Glycosylation has been previously reported to play important roles in regulating PD-L1 protein stability [14]. We thus sought to investigate whether RBMS1 affects PD-L1 stability via modulating its glycosylation. We treated cells with tunicamycin, a glycosylation inhibitor, and found that the protein bands corresponding to PD-L1 shifted down to a smaller size similar to that of the non-glycosylated form (Figs. 3E and S7). Strikingly, RBMS1 was not capable of affecting the level of non-glycosylated PD-L1 upon the tunicamycin treatment with or without IFN-γ (Figs. 3E and S7). We further validated this observation by examining the level of exogenously expressed wild type or non-glycosylated form (4NQ) PD-L1 [14], and found that RBMS1 only affected the protein level of glycosylated wild type PD-L1, but not PD-L1 with 4NQ mutation that cannot be glycosylated in both MDA-MB-231 and HEK293T cells (Figs. 3F, S3E and S7). Altogether, our results imply that RBMS1 regulates PD-L1 protein degradation through modulating its glycosylation.
RBMS1 controls the mRNA stability of B4GALT1 glycosyltransferase to mediate PD-L1 glycosylation
To mechanistically study how RBMS1 regulates PD-L1 glycosylation, we performed an RNA-seq assay with RBMS1-depleted or control MDA-MB-231 cells. We found that the glycosyltransferase beta-1,4-galactosyltransferase 1 (B4GALT1) was one of the top hits whose expression level was significantly decreased upon RBMS1 depletion in breast cancer cells (Figs. 4A and S4A–B). However, levels of other members of the B4GALT1 family (e.g. B4GALT3, B4GALT4, and B4GALT7) and B3GNT3, the known glycosyltransferase of PD-L1, were not affected by RBMS1 (Fig. S4C), indicating that RBMS1 specifically regulates the level of B4GALT1. In addition, the protein level of B4GALT1 was reduced accordingly in the absence or presence of IFN-γ (Figs. 4B and S7). Conversely, overexpression of RBMS1 increased the expression level of B4GALT1 in TNBC cells (Figs. S4D and S7). We subsequently analyzed the clinical correlation of RBMS1 and B4GALT1 in TCGA breast cancer dataset, and found that the expression level of B4GALT1 is positively correlated to the level of RBMS1, especially in TNBC dataset (Fig. 4C). Knockdown of B4GALT1 could indeed reduce PD-L1 glycosylation in multiple breast cancer cells in the absence or presence of IFN-γ (Figs. 4D, S4E and S7), whereas overexpression of B4GALT1 elevated the glycosylation of PD-L1 (Figs. S4F and S7). We further re-expressed B4GALT1 in RBMS1-depleted breast cancer cells, and found that re-expression of B4GALT1 rescued RBMS1 depletion-induced decrease of PD-L1 glycosylation (Figs. 4E and S7). Meanwhile, depletion of B4GALT1 in breast cancer cells with overexpression of RBMS1 notably reduced the glycosylation of PD-L1 (Figs. 4F, S4G and S7). Additionally, PD-L1 interacted with B4GALT1 in an immunoprecipitation assay (Fig. 4G and S7). Such interaction was also observed in HCC1937 and MDA-MB-231 cells in a Proximity Ligation Assay (PLA), a powerful tool that allows in situ detection of endogenous protein interactions with high specificity and sensitivity (Figs. 4H and S4H). Taken together, our data suggest that B4GALT1 might be a novel glycosyltransferase that regulates PD-L1 glycosylation, which could be controlled by RBMS1.

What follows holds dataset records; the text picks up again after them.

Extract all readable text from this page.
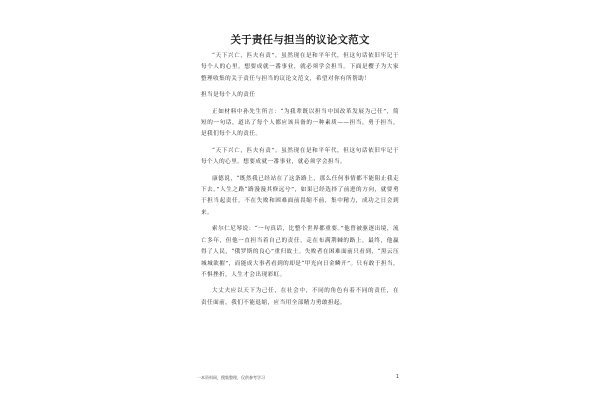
关于责任与担当的议论文范文

“天下兴亡，匹夫有责”。虽然现在是和平年代，但这句话依旧牢记于每个人的心里。想要成就一番事业，就必须学会担当。下面是樱子为大家整理收集的关于责任与担当的议论文范文，希望对你有所帮助！

担当是每个人的责任

正如材料中孙先生所言：“为我辈既以担当中国改革发展为己任”，简短的一句话，道出了每个人都应该具备的一种素质——担当，勇于担当，是我们每个人的责任。

“天下兴亡，匹夫有责”。虽然现在是和平年代，但这句话依旧牢记于每个人的心里。想要成就一番事业，就必须学会担当。

康德说，“既然我已经站在了这条路上，那么任何事情都不能阻止我走下去。”人生之路“路漫漫其修远兮”，如果已经选择了前进的方向，就要勇于担当起责任，不在失败和困难面前畏缩不前，集中精力，成功之日会到来。

索尔仁尼琴说：“一句真话，比整个世界都重要。”他曾被驱逐出境，流亡多年，但他一直担当着自己的责任，走在布满荆棘的路上，最终，他赢得了人民，“俄罗斯的良心”重归故土。失败者在困难面前只看到，“黑云压城城欲摧”，而能成大事者看到的却是“甲光向日金鳞开”。只有敢于担当，不惧挫折，人生才会出现彩虹。

大丈夫应以天下为己任，在社会中，不同的角色有着不同的责任，在责任面前，我们不能退缩，应当用全部精力勇敢担起。

一本资料网，搜集整理，仅供参考学习	1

We tested whether RBMS1 modulates the mRNA levels of B4GALT1 through regulating the stability of B4GALT1 mRNA. We treated RBMS1-depleted or control cells with actinomycin D, an RNA synthesis inhibitor, and found that RBMS1 ablation significantly promoted the degradation of B4GALT1 mRNA in the absence or presence of IFN-γ (Figs. 5A and S5A). We further carried out RNA-immunoprecipitation (RIP) assay, revealing that RBMS1 could indeed interact with the 3′-UTR of B4GALT1 in multiple cells (Figs. 5B, S5B and S7). Subsequently, we generated luciferase reporters that contained the full-length or truncated 3′-UTR of B4GALT1 respectively (Fig. 5C). We conducted luciferase reporter assay and found that the activity of luciferase reporter B4GALT1-fluc-FL was significantly inhibited by depleted RBMS1 in multiple cells (Figs. 5D, S5C–D and S7), which could be rescued with re-expression of RBMS1 (Figs. 5D, S5C and S7). Meanwhile, since both of the truncated 3′-UTR portions (T1 and T2) included multiple RBMS1 binding sites, the activity of luciferase reporters B4GALT1-fluc-T1 and B4GALT1-fluc-T2 was both significantly suppressed in RBMS1 depleted cells (Figs. 5E, S5E and S7), suggesting that RBMS1 regulates the stability of B4GALT1 mRNA through its 3′-UTR.
Loss of RBMS1-stimulated anti-tumor T cell immunity is reversed by re-expression of B4GALT1
To determine whether B4GALT1 participates in RBMS1-mediated anti-tumor T-cell immunity, we first re-expressed B4GALT1 in RBMS1-depleted breast cancer cells, and found that overexpression of B4GALT1 significantly reduced the T-cell-mediated cancer cell killing in vitro in HCC1937 and MDA-MB-231 cells (Figs. 6A and S6A). Similar results were also observed in RBMS1-depleted 4T1 cells with re-expression of B4GALT1 (Fig. S6B). We further inoculated RBMS1-depleted 4T1 cells with or without re-expressed B4GALT1 into BALB/c mice. As expected, re-expression of B4GALT1 promoted RBMS1-depleted 4T1 tumor growth in the immune competent model (Figs. 6B–D). Importantly, we determined CTL activity by measuring IFN-γ and GzmB release and showed that re-expression of B4GALT1 decreased IFN-γ and GzmB release, as compared to control (Figs. 6E, F). Moreover, we analyzed tumor tissues by an IHC assay and found that RBMS1-depletion induced reduction of PD-L1 and elevated infiltration of CD8+ T cells could be reversed by re-expression of B4GALT1, resulting in increased levels of PD-L1 and Ki67, but decreased infiltration of CD8+ T cells (Fig. 6G). Collectively, RBMS1 ablation reduces the level of B4GALT1 to inhibit the glycosylation of PD-L1, thereby stimulating the anti-tumor T-cell immunity.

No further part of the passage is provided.